For most of my life, I’ve always poured my heart out into my journal. When I started blogging, I kept that same what-I-feel-is-what-I’m-writing habit. I even drifted completely away from my paper journal, and wrote down every event here.
Lately, I can’t seem to get the words down.
I’ve known for almost a week now what Noni’s tests came back with, and I just couldn’t write about it. Part of it was that I wanted to wait until my sister knew (because she’s been at school, so Mom wanted to tell her face-to-face), but I couldn’t even write a password-protected or private post. It’s hard to even talk about it. It’s as if my mind just won’t let the message across to my mouth or fingers.
But because I’ve always felt better after writing something out, I still feel the need to write about this. But the words don’t come easily.
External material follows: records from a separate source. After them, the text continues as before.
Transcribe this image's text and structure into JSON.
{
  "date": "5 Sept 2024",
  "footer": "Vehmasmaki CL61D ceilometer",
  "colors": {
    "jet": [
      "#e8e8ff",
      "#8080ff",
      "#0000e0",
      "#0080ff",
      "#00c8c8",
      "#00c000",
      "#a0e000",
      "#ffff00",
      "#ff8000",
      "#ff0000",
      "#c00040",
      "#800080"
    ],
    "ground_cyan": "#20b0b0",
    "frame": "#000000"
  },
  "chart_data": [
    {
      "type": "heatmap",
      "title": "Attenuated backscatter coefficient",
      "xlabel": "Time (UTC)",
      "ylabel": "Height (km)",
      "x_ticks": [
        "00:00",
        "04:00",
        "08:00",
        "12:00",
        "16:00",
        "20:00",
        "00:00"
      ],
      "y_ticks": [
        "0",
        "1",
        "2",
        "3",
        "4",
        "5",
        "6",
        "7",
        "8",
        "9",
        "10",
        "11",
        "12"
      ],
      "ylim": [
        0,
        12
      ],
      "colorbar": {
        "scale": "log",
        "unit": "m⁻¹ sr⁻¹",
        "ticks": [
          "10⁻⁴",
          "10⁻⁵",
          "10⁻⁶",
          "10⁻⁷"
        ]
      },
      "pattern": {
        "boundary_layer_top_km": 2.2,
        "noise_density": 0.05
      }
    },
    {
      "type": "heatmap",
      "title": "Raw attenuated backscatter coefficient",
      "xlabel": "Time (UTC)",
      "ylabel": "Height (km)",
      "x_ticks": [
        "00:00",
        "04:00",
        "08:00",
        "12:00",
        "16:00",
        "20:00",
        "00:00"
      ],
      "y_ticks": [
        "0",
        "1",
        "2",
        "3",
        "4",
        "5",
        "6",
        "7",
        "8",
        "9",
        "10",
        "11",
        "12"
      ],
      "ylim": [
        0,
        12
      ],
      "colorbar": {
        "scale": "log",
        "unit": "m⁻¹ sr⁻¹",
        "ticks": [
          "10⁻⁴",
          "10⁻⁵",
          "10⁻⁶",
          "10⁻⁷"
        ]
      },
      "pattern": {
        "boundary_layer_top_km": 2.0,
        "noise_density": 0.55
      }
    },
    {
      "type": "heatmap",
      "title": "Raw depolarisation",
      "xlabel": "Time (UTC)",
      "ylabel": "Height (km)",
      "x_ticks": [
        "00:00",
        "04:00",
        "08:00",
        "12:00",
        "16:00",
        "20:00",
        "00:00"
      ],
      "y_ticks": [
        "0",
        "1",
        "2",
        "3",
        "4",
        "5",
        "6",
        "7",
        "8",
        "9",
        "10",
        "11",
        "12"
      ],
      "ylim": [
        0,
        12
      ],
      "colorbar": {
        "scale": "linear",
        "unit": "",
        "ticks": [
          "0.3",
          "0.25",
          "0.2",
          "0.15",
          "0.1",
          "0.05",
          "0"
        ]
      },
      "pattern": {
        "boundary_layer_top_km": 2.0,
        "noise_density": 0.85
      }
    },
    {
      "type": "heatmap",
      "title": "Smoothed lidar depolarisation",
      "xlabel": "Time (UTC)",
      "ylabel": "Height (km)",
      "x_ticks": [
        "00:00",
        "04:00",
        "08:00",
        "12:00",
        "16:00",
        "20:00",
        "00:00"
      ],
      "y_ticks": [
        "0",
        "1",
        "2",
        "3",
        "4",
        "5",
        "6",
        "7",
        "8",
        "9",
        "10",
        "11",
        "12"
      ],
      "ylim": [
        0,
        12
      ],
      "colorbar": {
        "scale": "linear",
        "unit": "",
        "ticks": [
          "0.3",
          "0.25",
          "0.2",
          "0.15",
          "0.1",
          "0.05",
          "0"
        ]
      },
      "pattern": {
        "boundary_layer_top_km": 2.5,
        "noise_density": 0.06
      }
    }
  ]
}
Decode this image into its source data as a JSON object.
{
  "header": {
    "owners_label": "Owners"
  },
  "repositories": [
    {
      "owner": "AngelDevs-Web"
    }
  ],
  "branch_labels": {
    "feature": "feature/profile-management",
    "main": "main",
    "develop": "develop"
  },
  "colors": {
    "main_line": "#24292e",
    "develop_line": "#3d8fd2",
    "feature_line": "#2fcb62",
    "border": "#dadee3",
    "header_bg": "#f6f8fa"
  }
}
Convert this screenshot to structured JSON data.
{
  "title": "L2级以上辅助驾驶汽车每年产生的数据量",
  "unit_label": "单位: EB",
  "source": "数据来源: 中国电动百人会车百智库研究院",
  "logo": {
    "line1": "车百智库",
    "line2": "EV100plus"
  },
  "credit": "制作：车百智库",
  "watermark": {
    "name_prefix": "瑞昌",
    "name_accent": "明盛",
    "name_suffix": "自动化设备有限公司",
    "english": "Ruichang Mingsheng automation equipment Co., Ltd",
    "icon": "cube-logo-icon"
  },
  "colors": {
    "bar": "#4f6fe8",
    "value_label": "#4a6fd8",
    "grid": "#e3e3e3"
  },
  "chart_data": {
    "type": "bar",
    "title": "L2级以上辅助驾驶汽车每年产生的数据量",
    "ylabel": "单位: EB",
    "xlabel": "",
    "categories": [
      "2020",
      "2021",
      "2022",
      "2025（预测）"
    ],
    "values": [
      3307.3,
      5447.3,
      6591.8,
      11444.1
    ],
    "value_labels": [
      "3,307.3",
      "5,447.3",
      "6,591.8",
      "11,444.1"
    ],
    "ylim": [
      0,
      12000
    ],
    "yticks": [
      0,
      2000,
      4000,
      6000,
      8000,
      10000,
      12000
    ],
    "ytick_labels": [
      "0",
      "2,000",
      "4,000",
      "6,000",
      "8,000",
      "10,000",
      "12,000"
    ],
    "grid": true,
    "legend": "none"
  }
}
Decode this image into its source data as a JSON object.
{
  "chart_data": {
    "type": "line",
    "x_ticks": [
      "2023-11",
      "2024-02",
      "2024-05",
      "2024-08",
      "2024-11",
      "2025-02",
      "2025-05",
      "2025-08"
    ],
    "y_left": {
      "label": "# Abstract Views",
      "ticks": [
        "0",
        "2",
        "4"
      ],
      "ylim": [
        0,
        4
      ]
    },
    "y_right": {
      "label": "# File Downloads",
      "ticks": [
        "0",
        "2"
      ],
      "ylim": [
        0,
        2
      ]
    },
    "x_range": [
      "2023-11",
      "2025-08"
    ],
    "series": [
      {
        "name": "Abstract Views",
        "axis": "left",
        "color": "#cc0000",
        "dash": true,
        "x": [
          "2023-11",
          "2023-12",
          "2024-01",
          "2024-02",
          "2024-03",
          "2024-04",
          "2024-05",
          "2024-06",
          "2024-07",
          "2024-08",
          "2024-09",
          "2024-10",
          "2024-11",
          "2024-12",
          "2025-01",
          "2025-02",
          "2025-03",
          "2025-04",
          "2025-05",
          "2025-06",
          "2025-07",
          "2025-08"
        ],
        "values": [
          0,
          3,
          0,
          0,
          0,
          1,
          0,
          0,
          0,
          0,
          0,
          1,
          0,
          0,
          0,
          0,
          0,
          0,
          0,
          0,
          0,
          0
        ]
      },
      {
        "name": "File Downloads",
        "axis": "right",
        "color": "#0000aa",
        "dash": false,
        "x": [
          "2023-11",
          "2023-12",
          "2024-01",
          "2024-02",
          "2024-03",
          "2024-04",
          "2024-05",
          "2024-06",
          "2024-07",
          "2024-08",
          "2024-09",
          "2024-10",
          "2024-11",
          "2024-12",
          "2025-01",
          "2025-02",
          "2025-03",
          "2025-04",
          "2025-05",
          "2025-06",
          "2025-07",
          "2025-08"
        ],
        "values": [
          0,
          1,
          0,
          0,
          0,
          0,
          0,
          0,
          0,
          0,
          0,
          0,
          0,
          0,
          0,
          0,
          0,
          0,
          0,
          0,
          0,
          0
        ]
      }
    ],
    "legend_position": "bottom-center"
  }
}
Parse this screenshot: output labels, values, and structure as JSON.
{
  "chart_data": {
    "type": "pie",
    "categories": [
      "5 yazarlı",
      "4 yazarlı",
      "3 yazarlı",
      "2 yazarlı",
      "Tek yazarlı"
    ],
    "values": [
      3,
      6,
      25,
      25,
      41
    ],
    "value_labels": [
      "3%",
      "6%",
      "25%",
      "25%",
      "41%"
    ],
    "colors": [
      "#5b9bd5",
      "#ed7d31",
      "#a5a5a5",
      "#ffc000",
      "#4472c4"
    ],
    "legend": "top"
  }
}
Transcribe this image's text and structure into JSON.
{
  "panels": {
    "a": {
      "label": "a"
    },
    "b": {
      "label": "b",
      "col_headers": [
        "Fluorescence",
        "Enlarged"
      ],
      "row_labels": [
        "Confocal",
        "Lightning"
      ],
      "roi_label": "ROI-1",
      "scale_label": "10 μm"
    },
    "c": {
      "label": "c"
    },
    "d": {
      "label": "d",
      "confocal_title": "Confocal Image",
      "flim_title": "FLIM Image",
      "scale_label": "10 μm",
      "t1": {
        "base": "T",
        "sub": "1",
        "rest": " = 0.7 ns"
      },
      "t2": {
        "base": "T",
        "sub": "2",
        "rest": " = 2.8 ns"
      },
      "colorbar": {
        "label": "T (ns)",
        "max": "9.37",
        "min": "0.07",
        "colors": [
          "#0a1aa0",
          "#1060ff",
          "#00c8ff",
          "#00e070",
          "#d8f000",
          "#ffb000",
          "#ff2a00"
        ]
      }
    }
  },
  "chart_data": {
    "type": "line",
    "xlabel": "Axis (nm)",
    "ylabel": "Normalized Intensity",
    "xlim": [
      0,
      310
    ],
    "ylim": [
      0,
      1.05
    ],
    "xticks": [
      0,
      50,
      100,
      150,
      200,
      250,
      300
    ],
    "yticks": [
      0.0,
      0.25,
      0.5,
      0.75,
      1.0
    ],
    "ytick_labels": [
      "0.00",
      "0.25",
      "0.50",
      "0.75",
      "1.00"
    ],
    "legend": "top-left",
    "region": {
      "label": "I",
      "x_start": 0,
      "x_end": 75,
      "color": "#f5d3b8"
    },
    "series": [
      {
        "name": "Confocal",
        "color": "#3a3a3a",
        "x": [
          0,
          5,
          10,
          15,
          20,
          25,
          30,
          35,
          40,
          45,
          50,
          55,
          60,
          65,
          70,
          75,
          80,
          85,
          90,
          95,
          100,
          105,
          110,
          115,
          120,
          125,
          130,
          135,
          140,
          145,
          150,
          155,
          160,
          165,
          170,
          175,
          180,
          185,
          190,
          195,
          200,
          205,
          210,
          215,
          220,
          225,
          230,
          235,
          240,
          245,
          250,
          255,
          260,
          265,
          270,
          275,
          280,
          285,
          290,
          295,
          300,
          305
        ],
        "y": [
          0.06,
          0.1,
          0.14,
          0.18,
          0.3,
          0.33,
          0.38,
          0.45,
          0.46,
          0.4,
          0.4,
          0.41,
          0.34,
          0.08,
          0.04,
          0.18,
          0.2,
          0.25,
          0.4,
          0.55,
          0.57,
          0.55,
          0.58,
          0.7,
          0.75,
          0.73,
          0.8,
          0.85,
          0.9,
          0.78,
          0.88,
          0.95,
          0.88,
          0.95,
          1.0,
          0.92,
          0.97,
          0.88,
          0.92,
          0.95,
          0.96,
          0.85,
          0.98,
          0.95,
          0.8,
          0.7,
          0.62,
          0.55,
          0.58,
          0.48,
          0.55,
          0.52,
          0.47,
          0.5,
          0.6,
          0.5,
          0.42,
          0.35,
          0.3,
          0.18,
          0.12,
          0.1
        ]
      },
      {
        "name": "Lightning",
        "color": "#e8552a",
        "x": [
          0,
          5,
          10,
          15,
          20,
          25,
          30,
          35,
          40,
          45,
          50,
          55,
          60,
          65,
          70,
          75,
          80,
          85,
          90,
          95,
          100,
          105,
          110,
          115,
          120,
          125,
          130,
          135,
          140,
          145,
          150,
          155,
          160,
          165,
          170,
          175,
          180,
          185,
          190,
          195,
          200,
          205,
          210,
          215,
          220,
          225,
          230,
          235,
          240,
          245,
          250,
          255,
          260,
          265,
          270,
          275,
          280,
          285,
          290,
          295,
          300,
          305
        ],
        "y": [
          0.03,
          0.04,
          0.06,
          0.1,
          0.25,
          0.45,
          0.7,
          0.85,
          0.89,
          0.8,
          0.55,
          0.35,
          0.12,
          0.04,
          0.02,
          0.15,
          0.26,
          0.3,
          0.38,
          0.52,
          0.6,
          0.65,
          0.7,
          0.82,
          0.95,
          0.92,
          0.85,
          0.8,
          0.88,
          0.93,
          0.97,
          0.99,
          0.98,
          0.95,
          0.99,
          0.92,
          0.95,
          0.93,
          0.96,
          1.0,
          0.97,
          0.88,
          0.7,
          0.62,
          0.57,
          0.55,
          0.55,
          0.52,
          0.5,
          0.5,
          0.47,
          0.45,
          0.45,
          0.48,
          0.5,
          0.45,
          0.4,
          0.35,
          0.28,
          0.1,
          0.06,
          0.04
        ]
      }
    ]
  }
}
On Tuesday, the 12th, Noni found out that her cancer is aggressive. It is not in her organs, but it is in her bones: her hip and shoulder blade. Her doctors ordered another biopsy of the tumor in her arm pit, and are testing it to see if it responds to estrogen-based treatments and a couple of other kinds of new treatment. If it does respond, they’re going to hold off on the surgery to remove the tumor so that they can use it as a way to measure progress.
She told me flat out that she just wants everyone to be positive, because she wants to see her grandchildren get old. I’m kind of glad she couldn’t see my face (because of the way the light was coming in through the window), because I have no idea how my face looked. I’ve never been good at controlling my facial expressions; everyone I know says my face is an open book.
On Friday, when my mom told Lauren about the test results, I also found out that they’re considering this stage four. To be completely honest, I had been afraid to ask Noni when I talked to her. I asked her other things, but completely avoided asking THE QUESTION.
This feels like Popi, all over again. My family just went through this. We found out there was cancer. We waited for test results. We hoped that things weren’t too bad. We got test results, and found out that it was as bad as bad can be. And still, we hoped. Or at least, everyone else did; I just walked around in silent denial. I did not think that cancer would take away my grandfather.
Now, I’m reminded all too much of that stoic denial, and I don’t know how to feel. My mind wants to do three things, all at once: be in denial, hope for a good outcome, and scream. Mostly, it just goes blank, something I never thought it could do. Everything is black and white: Food, sleep, don’t think about the bad stuff.